A recontagem não deve alterar a composição da bancada federal de Mato Grosso do Sul, mas terá impacto direto na Assembleia Legislativa. Com o cancelamento dos votos de Raquelle Lisboa, o PL perde uma cadeira conquistada pelas sobras eleitorais, abrindo caminho para o retorno de João César Matto Grosso (PSDB) ao Legislativo estadual.
Atualmente, a vaga é ocupada por Neno Razuk (PL), que obteve 17.023 votos na eleição. João César Matto Grosso, que recebeu 11.650 votos, deve assumir o mandato após a conclusão do reprocessamento e a comunicação oficial à Assembleia Legislativa.
A mudança ocorre porque o PL havia somado 132.945 votos para deputado estadual. Sem os 10.782 votos atribuídos a Raquelle Lisboa, o partido passa a contabilizar 122.163 votos, número insuficiente para manter a vaga pela sobra.

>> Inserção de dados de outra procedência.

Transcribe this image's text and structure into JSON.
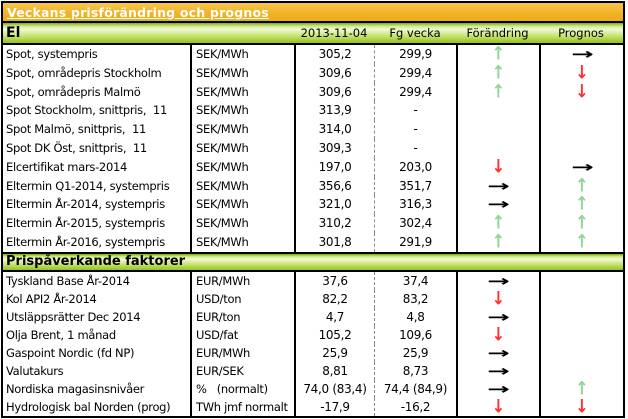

Com isso, o PSDB, que registrou 293.036 votos, garante a sétima cadeira na Assembleia.
João César Matto Grosso já exerceu mandato de deputado estadual e atualmente ocupa o cargo de diretor-adjunto do Detran-MS. Já Neno Razuk é pré-candidato a deputado federal pelo Partido Liberal.
A situação também pode ter reflexo jurídico para Neno Razuk. Sem mandato, ele perde o foro por prerrogativa de função, que impedia, por exemplo, eventual prisão sem autorização da Assembleia Legislativa.
No ano passado, Neno Razuk foi condenado a mais de 15 anos de prisão por organização criminosa e exploração do jogo do bicho. Após a sentença, recorreu alegando que não poderia ser julgado em primeira instância justamente por possuir foro privilegiado, mas não conseguiu reverter a condenação.
A decisão que levou ao reprocessamento dos votos tem origem na condenação de Loester Trutis e Raquelle Lisboa por lavagem de dinheiro nas eleições de 2022. O caso já transitou em julgado, ou seja, não há mais possibilidade de recurso.
Em março, o Tribunal Superior Eleitoral (TSE) manteve a condenação do ex-casal por lavagem de R$ 776 mil. Com a correção monetária, o valor a ser devolvido ultrapassa R$ 1 milhão.
Participaram da decisão os ministros Cármen Lúcia, Nunes Marques, André Mendonça, Ricardo Villas Bôas Cueva, Estela Aranha e Floriano de Azevedo Marques. O entendimento foi de que os réus não apresentaram elementos capazes de modificar as provas já analisadas nas instâncias anteriores.
Segundo a Justiça Eleitoral, Trutis e Raquelle teriam utilizado duas empresas para dissimular movimentações ilícitas de recursos públicos de campanha. Os desembargadores apontaram que as empresas receberam valores cruzados dos dois candidatos para simular serviços e mascarar o desvio de recursos.
Durante o processo, foram identificadas contradições em depoimentos, ausência de comprovação dos serviços supostamente prestados, endereços inexistentes e outras irregularidades. Com a condenação, os dois também podem ficar inelegíveis por oito anos.
Após o reprocessamento da votação, a alteração na composição da Assembleia será encaminhada oficialmente ao Legislativo estadual. A expectativa é que João César Matto Grosso assuma o mandato já na próxima semana.